9/15/2014

Ruta de los Conventos: Atlatlahucan

Atlatlahucan convent Morelos Mexico

Atlatlahucan, un poco más al centro-norte del estado que Ocuituco, es un pueblo que busca ser Pueblo Mágico, así que todas sus calles están limpias, los edificios pintados de amarillo y rojo, todos iguales, con poco cableado aéreo y anuncios discordantes.

Atlatlahucan Morelos Mexico


Sumido en las montañas, está menos remoto que Ocuituco o Tetela, pero sí lo suficientemente alejado de la ciudad como para pensar en conseguirse una casita de fin de semana y olvidarse de todo por un par de días.

Su convento data de 1570, aunque los frailes agustinos llegaron al pueblo desde 1533. Es uno de los más grandes e imponentes de toda la ruta, con un atrio inmenso que funge como jardín público.



Convent Atlatlahucan Morelos Mexico



La estructura de este convento se asemeja a una fortaleza, y uno puede ver tanto las influencias guerreras de la vieja España como la preocupación de los conquistadores de protegerse contra los ataques de los recién sometidos indígenas locales.


Convent Atlatlahucan Morelos Mexico


Grande y austero por fuera, por dentro la nave ha sido repintada de azul. Le colgaron telas de colores desde el techo y retablos en las paredes. El día que fuimos estaba lleno de flores y velas, y no sé a ustedes, pero esa mezcla e olores, más el incienso, llega hasta a marear. Por suerte, el patio interior estaba vacío y como deben verse estos lugares: con sus frescos tradicionales, su fuente al centro, en silencio. Eso sí, no dejan tomar fotos adentro, así que se las debo; es el único convento con esta restricción.


Convent Atlatlahucan Morelos Mexico


La otra restricción que me llamó la atención, y que tampoco comparte con ningún otro espacio que visitamos, fue que las mujeres no deben entrar con la cabeza descubierta ni con pantalones. Sí, en pleno siglo XXI. Y curiosamente, los hombres entran por la izquierda y las mujeres por la derecha, aunque eso es únicamente para franquear la puerta, pues del otro lado el espacio es el mismo.





Atlatlahucan, closer to the central part of the state, is a small town that want sto be made a "Pueblo Mágico", a category for traditional villages to promote tourism. All its streets are clean, its buildings painted yellow and red, with few cables and no ads.

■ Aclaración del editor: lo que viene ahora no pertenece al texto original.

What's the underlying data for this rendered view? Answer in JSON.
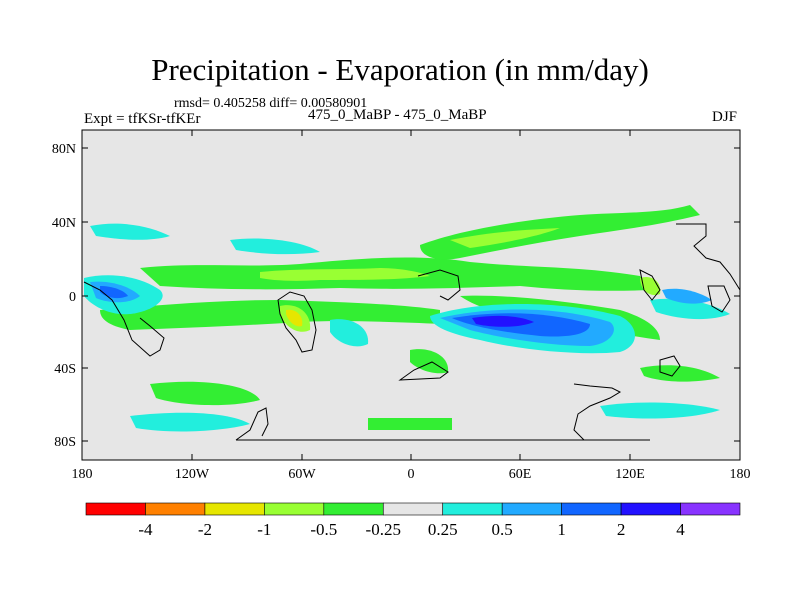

It's lost in the mountains but less remote than some of the other towns we visited. It's still far enough from the city to think about getting there for the weekend, away from everything else.

The convent itself was built on 1570, although Franciscan friars arrived in the area in 1533. The building is one of the largest in the Trail, with a huge atrium that doubles up as a public garden.

It looks like a fortress, which both shows the warrior influences from the old Spain and the very local concern of protecting themselves against possible attacks by the local Indigenous group.

Outside it's big but plain; inside, the convent has been recently painted blue. There are huge draperies hanging from the ceiling and religious paintings on the walls. When we visited, the church was full of flower and candles, and the smells mixed with the incense, making it very hard to breathe, at least for me. Luckily, the inner courtyard was empty and quiet, just the way it should be. It still has some frescoes on the walls and ceilings, and a small well in the middle of the garden. 

One thing that drew my attention, which I didn't see in any other convent, was a sign stating that women cannot go inside with their heads uncovered or if they're wearing trousers. I double-checked and yes, we were still in the 21st century. Oh well. Curiously, men walk in through the door on the left, and women use the one on the right, even though both lead to the same exact space.